Will the changes from '-kochi-gothic-" to "-misc-Kochi Gothic-" or "-Baekmuk-Gulim-" to "-misc-Baekmuk" cause any problem? If Xfree works ok, then it is ok, and ttmkfdir does the right thing. Or any reason we have to use "-kochi-gothic-"?
I already described about it. I'm not sure what's a problem for ttfonts-ko, but ttfonts-ja had to do it at least. Kochi Gothic is really 'gothic' and Kochi Mincho is really 'mincho'. so if the users request XLFD like '-*-gothic-*' for example, it should come up for 'gothic', and we should not prevent it. About ttfonts-ko, if these name is generic name, it should be provided, I think.
Oh, I see, I can have a look of ttmkfdir over weekend.

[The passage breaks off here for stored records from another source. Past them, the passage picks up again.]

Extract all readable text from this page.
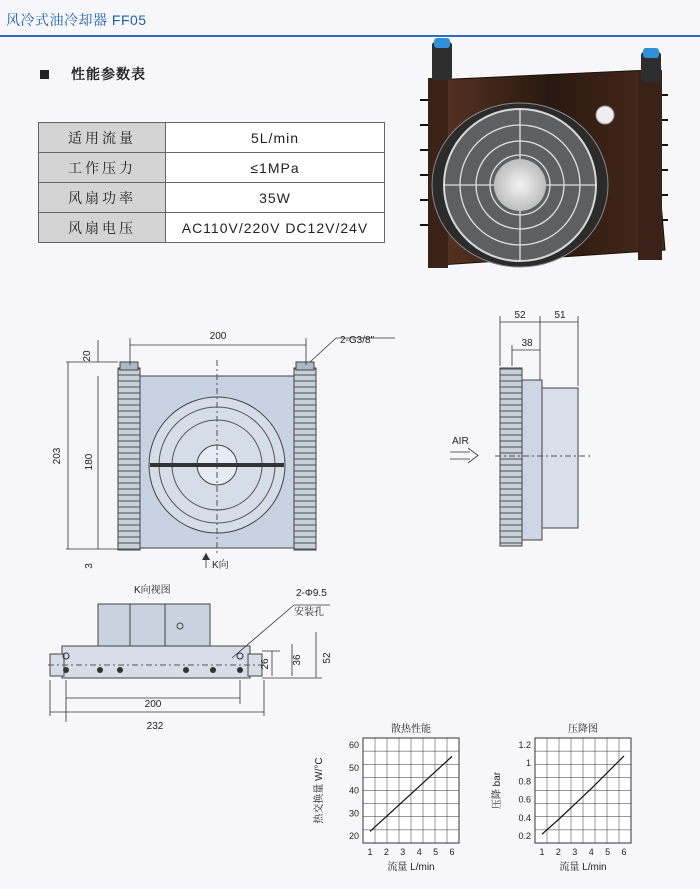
风冷式油冷却器 FF05
性能参数表
适用流量	5L/min
工作压力	≤1MPa
风扇功率	35W
风扇电压	AC110V/220V DC12V/24V
200
20
203 180
3
2-G3/8"
K向
52	51
38
AIR
K向视图	2-Φ9.5
安装孔
26 36 52
200
232	散热性能
1 2 3 4 5 6
20
30
40
50
60
流量 L/min
热交换量 W/°C
压降图
1 2 3 4 5 6
0.2
0.4
0.6
0.8
1
1.2
流量 L/min
压降 bar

First, Information Dump: ============================================================== VendID Family Name PostScript Name Japanese: kochi-gothic.ttf: Take Kochi Gothic Kochi-Gothic kochi-mincho.ttf: Take Kochi Mincho Kochi-Mincho Korean: batang.ttf: HWAN Ubatang Ubatang dotum.ttf: IBM dotum dotum gulim.ttf: HWAN Baekmuk-unigulir Baekmuk-unigulir Simplified Chinese: fzsy_gb18030.ttf BDFZ FZSongTi FZSYK--GBK-0 gbsn001p.ttf ARPH AR PL SungtiL GB BousungEG-Light-GB Traditional Chinese: bkai00mp.ttf ARPH AR PL KaittiM Big5 ZenKai-Medium =============================================================== Because ttmkfdir doesn't recognize "Take" "HWAN" and "BDFZ", so it will ouput default "misc" as foundry name.Seems other than mapping "Take" to "Kochi", if we don't standardize those names, nobody can do anything helpful.